Chris C (South Africa):

The Boeing 737NGs equipped with the fuel-efficient Boeing Blended Winglets certainly are very sexy looking airplanes, and I concur with your assessment that they are cool-looking but further, I would say that they also help keep the globe a cooler place as well. Interesting to note that the blended winglets offer a 3% reduction in fuel-burn on the 737NGs, as not only is that a great help to the already very efficient 737NG design, but that the 3% figure seems to be quite common with winglets!

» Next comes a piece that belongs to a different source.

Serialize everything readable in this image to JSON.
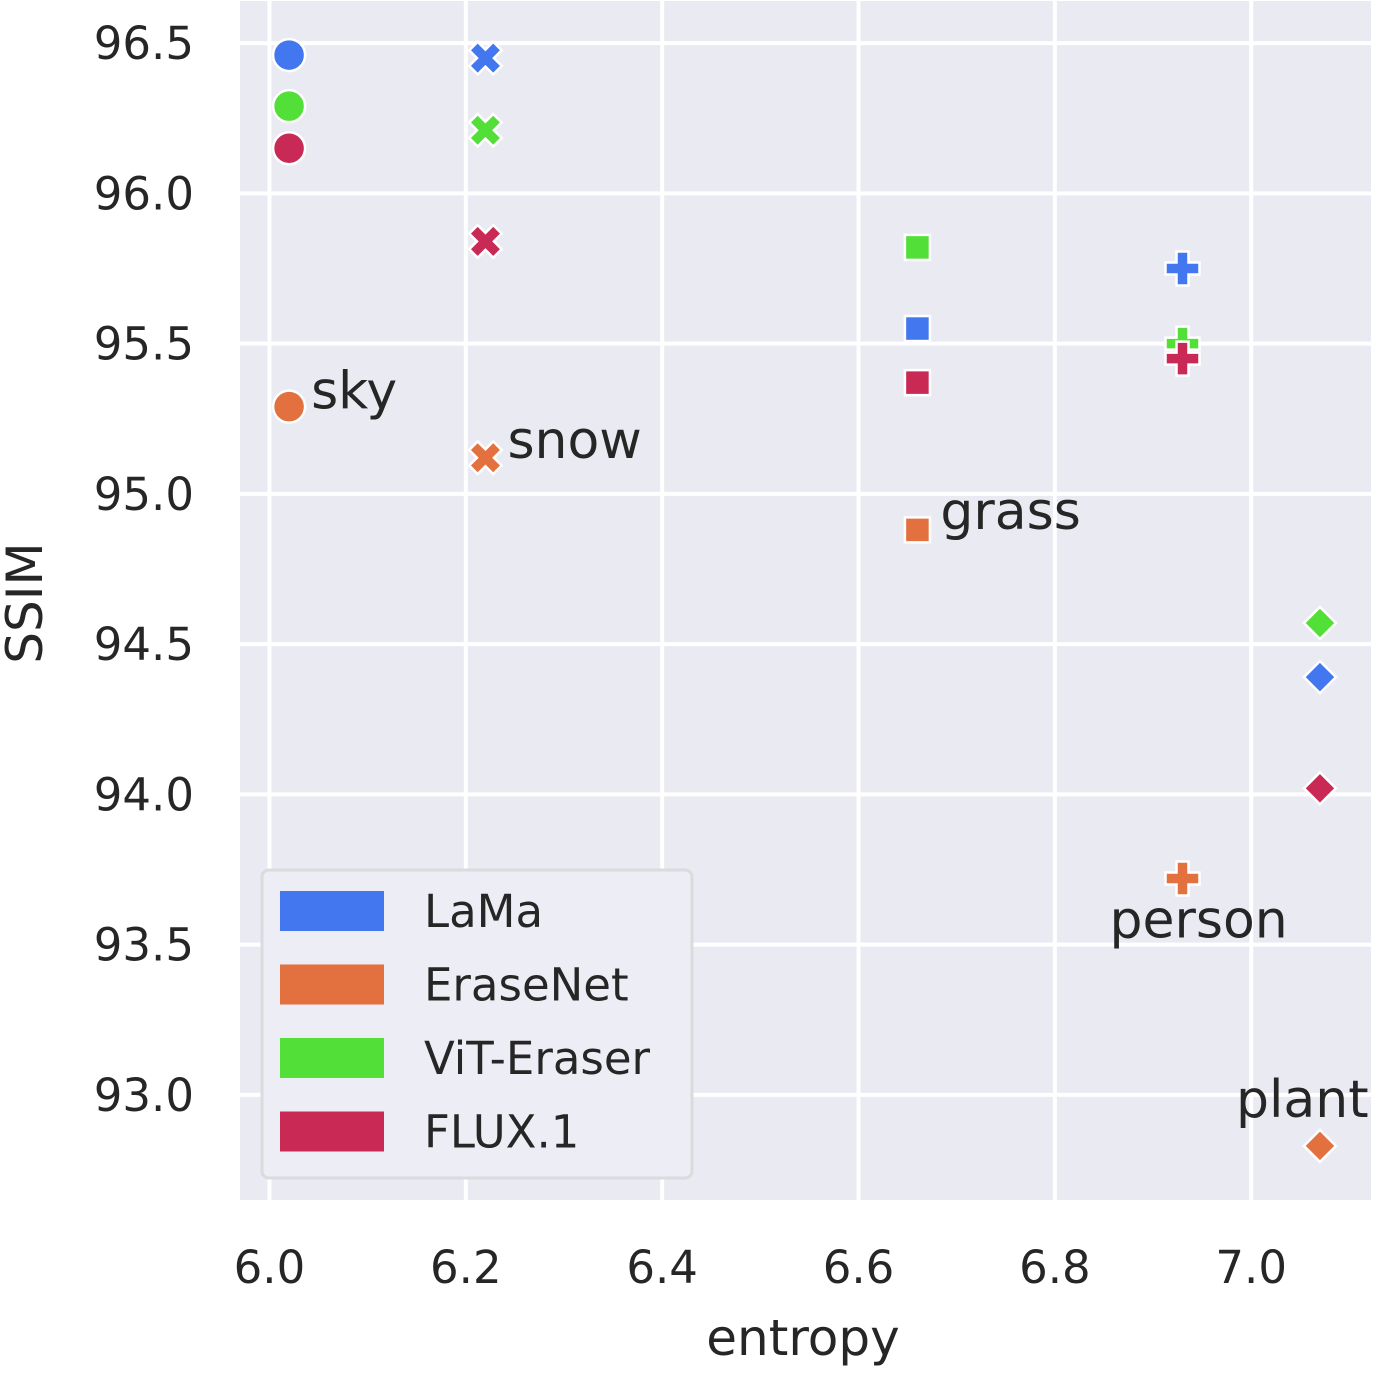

The phenomenal 747-400’s winglets help improve the range of the -400 by 3% through drag reduction, as well as improved the take-off characteristics, and enabled the -400 to obtain higher cruising altitudes quicker. I believe the impressive raked-wingtips on the 747-8 also reduce drag in the region of 3%.

G (France):

It seems that Boeing is always trying to improve the efficiency of their airplanes. This report says that there is a potential to improve 777's fuel efficiency by more than 15%.

Chris C (South Africa):

There is certainly a huge amount of market interest in the proposed Boeing 787-10x. Clearly, the super-efficient 787 Dreamliner is the way of the future and the 21st Century Flagship airplane due to its superior technologies, efficiencies and capabilities amongst a long list of other significant advantages. In my humble opinion, I would have to concur with some analysts that the -10 should be optimised as a 315-seat, 7,500nm range airplane, and thus essentially a 777-200ER replacement airplane.

Further, I would have to say that a 777-300ER and -200LR featuring 787 technologies would, as Emirates President Tim Clark says, “be a world beater”. Nevertheless, whatever the 787-10 involves into, it will be the leader in its respective market.

Richard Maneschi:

Well done clever Boeing for helping Alaskan Airlines save fuel!

Why does B737 have the upward curvy winglets, while A380 has arrow shapes going up and down ?

The "phenomenal" 747-400 has angular winglets, pocket rocket 737-900 (and Gulfstream 5) has curved winglets, 767-400 and 747-8 has raked, Airbus has arrow shapes.

And Season's Greetings to you Randy T, Randy B, Chris C and Everyone!

Dick Kubb (Lake Havasu City):

What is going on with the Dream liner ?
I don't have any --Schadenfreude --,but i read in the German Papers ,that more then 70 Airbus Planes where Ordered by the Saudis and not one Boeing Plane, and now US Airways is buying 10 Airbus Planes .Will Boeing sees to Exist or will the get some Brains in the System and start Producing Airplanes again, in 5- Years China and Japan will make there own Planes, and not wait on Boeing .
How can You make a New Airplane on only One Assembly line ,Build another plant and get two lines going before you loose more Orders .

Norman (Long Beach, California, United States):

I am glad to see the basic model of the Boeing 737-900 get blended winglets, I wonder if Alaska Airlines
plans to put blended winglets on their 737-400, that
would look nice.

I wonder if Continental and Northwest Airlines plan to put blended winglets to their Boeing 757-300 as
they have planed with their 757-200,I am sure they
will produce the same fuel savings as the winglets have on the other aircraft.

As for the 787-10, I think applying the 787-3's winglets to the 787-9's wingspan applied to the
787-10 model would be very beneficial and as Chris
C said could be a replacement for the 777-200 with a range of at least 7,800 nm.